Mas o que eu ia fazer? Eu estava tão desnorteado, tão confuso, que não tinha a menor noção.
Quando eu já não mais chorava, e apenas fungadas e soluços que vez ou outra escapavam da minha garganta faziam som, foi que Roberto se atreveu a voltar a falar:
—Está mais calmo? –Ele perguntou cautelosamente, mas com uma preocupação oculta na voz.
— Não, Roberto. Eu não estou calmo. – Respondi azedo, me desfazendo de seus braços, e o encarando. – A última coisa que eu estou neste momento, é calmo.
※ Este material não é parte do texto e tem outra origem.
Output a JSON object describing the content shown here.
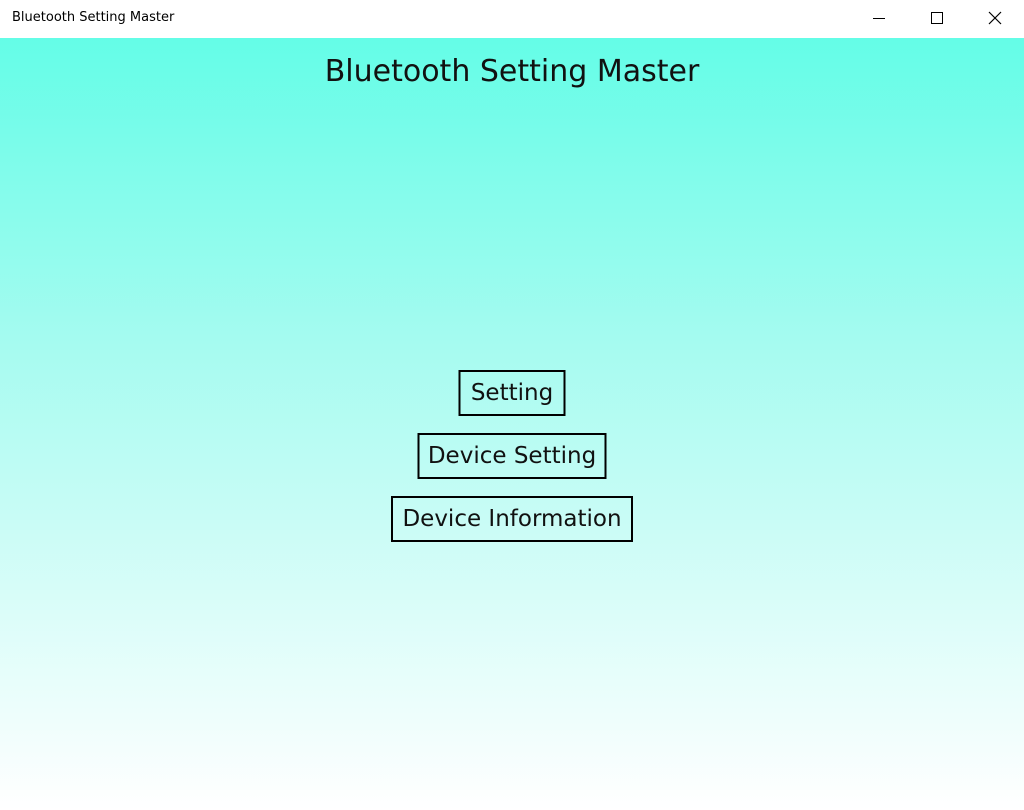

Estou... Sentindo alguma coisa que misturada com fúria, está me dando uma enorme vontade de... –Nunca mais olhar pra você,foi a sentença não concluída. E o máximo que fiz foi engolir o gosto amargo que se formou em minha boca quando eu disse: Eu me lembro de tudo.
Foi como se o ar parasse de circular entre nós. E não sei por quanto tempo exatamente ficamos apenas nos olhando.
Roberto foi o primeiro a quebrar o contato visual. Levando a mão às minhas bochechas e limpando os vestígios que sobraram das lágrimas.
— Lembrou? É por isso que está assim? – Seu tom de voz foi afável, mas contido.
— Eles estavam certos. – Falei. –Em dizer que eu fiz isso comigo mesmo. Porque eu fiz mesmo.
— O que?– Ele titubou, seriamente.
— Mas quer saber por que eu preferi apagar toda a minha memória? Não foi porque eu estava revoltado com você ou algo do tipo. É porque eu me odiava. – Confessei a ele. – Eu sou uma pessoa horrível, Roberto. Eu me tornei alguém assim. E... Eu amava o antigo Alex. Com toda a sua ingenuidade, seus sorrisos fáceis e seu jeito dócil. Assim como você amou tê-lo.
O Rosto dele ficou nublado.
— Você está exagerando, Alex...
— Acha que eu estou exagerando? – Rebati, com um sorriso frustrado. – Como você acha que eu estou? Acha mesmo que eu estou bem?
Ele desceu a mão aos meus ombros.
—Não pense assim– Ele me censurou. – Sabe que de mais nada vale repisar os erros...
Roberto me puxou de volta para a prisão dos seus braços. E a sensação de ser abraçado por ele daquela forma, fez meu corpo relaxar por um breve momento. Mas não durou mais do que segundos.
— Apesar de tudo, eu estou realmente feliz em saber que você voltou... – Sua voz saia baixa, mas repleta de emoção. E um suspiro aliviado escapou de seus lábios.
Separei-me mais uma vez dos braços dele.
— Então você será o único. – Respondi, me levantando do chão. –A ficar feliz com isso.
Não que Roberto tenha levado minhas palavras a sério. Pois assim que ele também levantou do chão, me abraçou por trás, apoiando seu queixo em meu ombro.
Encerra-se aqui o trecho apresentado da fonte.